Participants can find out about their own speeds, while helping the Coalition determine where upgrades are needed. Peggy Schaffer, director of the Connect Maine Authority, said they identified 85,000 spots that lacked high-speed connectivity in January.
And since then, many more Mainers have realized their service is worse than they thought – they can stream movies or browse the internet, but can’t do some tasks required for online learning or working from home in the pandemic.
“They can download stuff – you know, maybe not all day, but enough,” said Schaffer. “They can’t upload anything, right? And for education, for telework, for telehealth, it is the upload speed that matters.”
Schaffer said that increased demand is part of the reason for launching the speed test.

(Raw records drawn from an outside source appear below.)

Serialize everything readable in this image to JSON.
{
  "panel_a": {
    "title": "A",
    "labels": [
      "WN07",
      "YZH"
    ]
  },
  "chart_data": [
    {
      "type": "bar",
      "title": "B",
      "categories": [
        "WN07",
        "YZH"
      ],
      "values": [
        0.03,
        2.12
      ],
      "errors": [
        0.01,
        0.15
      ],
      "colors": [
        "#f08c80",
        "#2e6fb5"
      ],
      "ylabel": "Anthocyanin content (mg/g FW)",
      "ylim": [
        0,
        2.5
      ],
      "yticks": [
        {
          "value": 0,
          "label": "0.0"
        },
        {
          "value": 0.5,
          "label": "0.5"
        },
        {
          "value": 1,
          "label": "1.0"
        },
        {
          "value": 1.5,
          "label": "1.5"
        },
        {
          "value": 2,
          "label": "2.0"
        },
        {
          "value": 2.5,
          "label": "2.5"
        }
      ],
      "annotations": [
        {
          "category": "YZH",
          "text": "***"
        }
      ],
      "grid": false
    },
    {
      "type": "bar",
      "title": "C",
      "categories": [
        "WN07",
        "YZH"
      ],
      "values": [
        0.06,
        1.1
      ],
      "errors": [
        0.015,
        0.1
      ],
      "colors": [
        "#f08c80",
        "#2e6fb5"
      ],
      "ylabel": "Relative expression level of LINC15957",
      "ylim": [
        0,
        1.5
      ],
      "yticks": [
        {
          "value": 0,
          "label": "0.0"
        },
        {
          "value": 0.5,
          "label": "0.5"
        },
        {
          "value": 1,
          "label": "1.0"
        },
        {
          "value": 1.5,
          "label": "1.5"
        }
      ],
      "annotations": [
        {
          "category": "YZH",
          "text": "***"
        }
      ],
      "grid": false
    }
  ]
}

Andrew Butcher, director of the Maine Broadband Coalition and director of innovation and resilience at the Greater Portland Council of Governments, said he has already seen high participation in the survey. He said patterns and insights are emerging.
“The key is, like any community-development process, having engaged communities who are helping define what their needs are,” said Butcher. “And working with Internet service providers to build out the appropriately scaled and suited network.”
Nearly 750 students across rural Maine lacking high-speed internet service should have it by year’s end, through a new broadband initiative called “ConnectKidsNow!”
Gov. Janet Mills allocated $5.6 million in CARES Act funding for it. Jeff Letourneau is executive director of Networkmaine, which provides network services for universities and research institutions.
“We historically, like most of the country, have focused on connecting buildings,” said Letourneau. “Right? We connect schools. With this pandemic, it’s much more about connecting a student.”
Letourneau said the biggest limitation for this effort is timing – CARES Act money is only available this year. But he said he’s hopeful the next administration will provide federal funding for similar efforts.